By: Inoljt, http://mypolitikal.com/
In the 2008 presidential election, 65.3% of eligible blacks voted – a voting rate about equal to the 66.1% of eligible whites who voted.
This is actually quite amazing. Indeed, in demographic terms this should not be happening.
The reason why below.
Here is why. Voter participation is affected by many categories. Age, for instance, is one factor. Young people, busy with their lives and politically less involved, have historically low voting rates. The elderly, on the other hand, vote in high numbers. Immigrants are also less likely to vote – thus the immigrant-heavy Hispanic and Asian communities have quite low voting rates, as the chart above indicates.
These two specific factors affect blacks and whites about equally. Others, however, hit blacks harder. As a whole, the black electorate is much poorer than the white electorate, and poor people are less likely to vote in the United States. In the 1988 presidential election, voter turn-out amongst the bottom fifth of Americans was 36.4%. Amongst the top fifth of Americans it was 63.1%. Education levels have a positive correlation with turn-out – and education attainment is lower amongst blacks than whites. More blacks also live in the South, where turn-out has been historically lower than the national mean. Finally, there are millions of blacks disenfranchised as ex-felons.
Demographically, therefore, blacks should be voting less than whites – and yet they are not.
This has startling implications. It means that a black person is far more likely to vote than a white person of similar circumstances. Indeed, according to the Census “the odds of voting in 2008 were about twice as high for blacks,” than whites once age, region, sex, income and educational attainment were factored in.
In other words, a black plumber was twice as likely to vote as a white plumber, a black lawyer twice as likely to vote as a white one. It is only because lawyers are more likely to vote than plumbers – and because the ratio of poor plumbers to rich lawyers is higher amongst blacks than whites – that voting participation is equal amongst blacks and whites.
This phenomenon is not just limited to 2008. In 2004 black voters in the South composed 17.9% of the overall Southern electorate, equal to their share of eligible voters. Consider that Southern blacks are poorer, less educated, and more likely to be in jail than Southern whites – yet still vote at the same rates as Southern whites. This means that a 30-year-old black male making $60,000 was much more likely to vote than his white counterpart.
So the next time that a political pundit talks about low black turn-out, don’t believe it. Person to person, man to man, blacks vote more often than any other race.
As blacks fought so hard for the right to vote, it’s become a sense of duty to exercise the right to vote.
with November?
Thank you.
I have never seen a group like middle class blacks when it comes to voting. Even if they are not political people, every middle class African-American I know votes.
And while black tend to be somewhat underrepresented in elections, nearly all of the discrepancy is explained when you account for age (African Americans tend to be younger than whites, and as such a larger share of their population are simply ineligible to vote yet), income (AAs tend to be poorer than whites, slightly explained by the age thing, but largely because of checkered American history), and education (mostly the same reasons as income).

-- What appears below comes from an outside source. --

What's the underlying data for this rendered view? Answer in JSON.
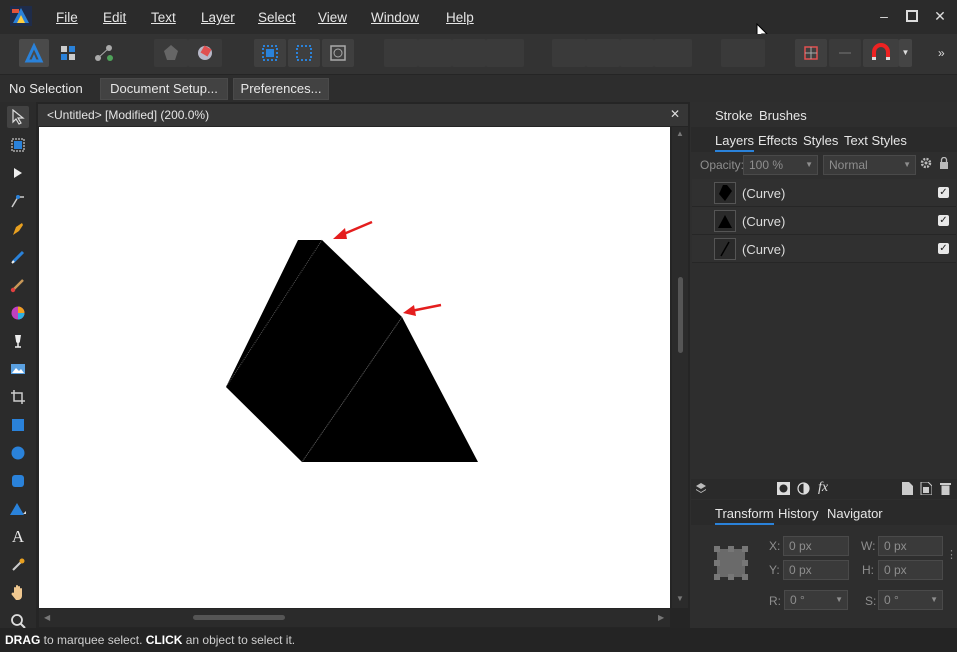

Here’s another thing to think about, the problem is more in trying to get people to get registered than it is in trying to get them to vote after registered (for people who focus on the drop-offs, think of it this way, among White voters, 93% of all registered black voters voted in the 2008 election, 89% of all registered white voters voted). I’ve always felt that the problem is less on the voting side (although I’m a strong proponent of increasing voting time (at least a week and probably more) and easier access to voting sites or mail-in balloting). I feel that registration should just come automatically upon reaching the legal voting age.
Having said all this, well done, very nuanced, something that more people really need to look at.
There are well over 5 million Americans right now who are disenfrancised because of their criminal records, and this disproportionatly hits black men (actually, men of all races, but especially blacks). In some states (suprise, suprise — mostly in the South), disenfranchisement after a felony is permanent. Others have waiting periods. Others require people to go through an application process.
This is a serious civil rights issue. While no one, I don’t think, will argue with taking the vote away from someone serving time in prison, and I think a case can be made for not voting while on probation, once one has completed their sentence, their full civil rights should be restored.
I hope I haven’t veered too far into policy discussion here, but if I have, I’ll close with this — regardless of how you feel about this, it is something hurting the Democratic Party!
this is only startling if you haven’t read Tom Schaller on the realities of the south.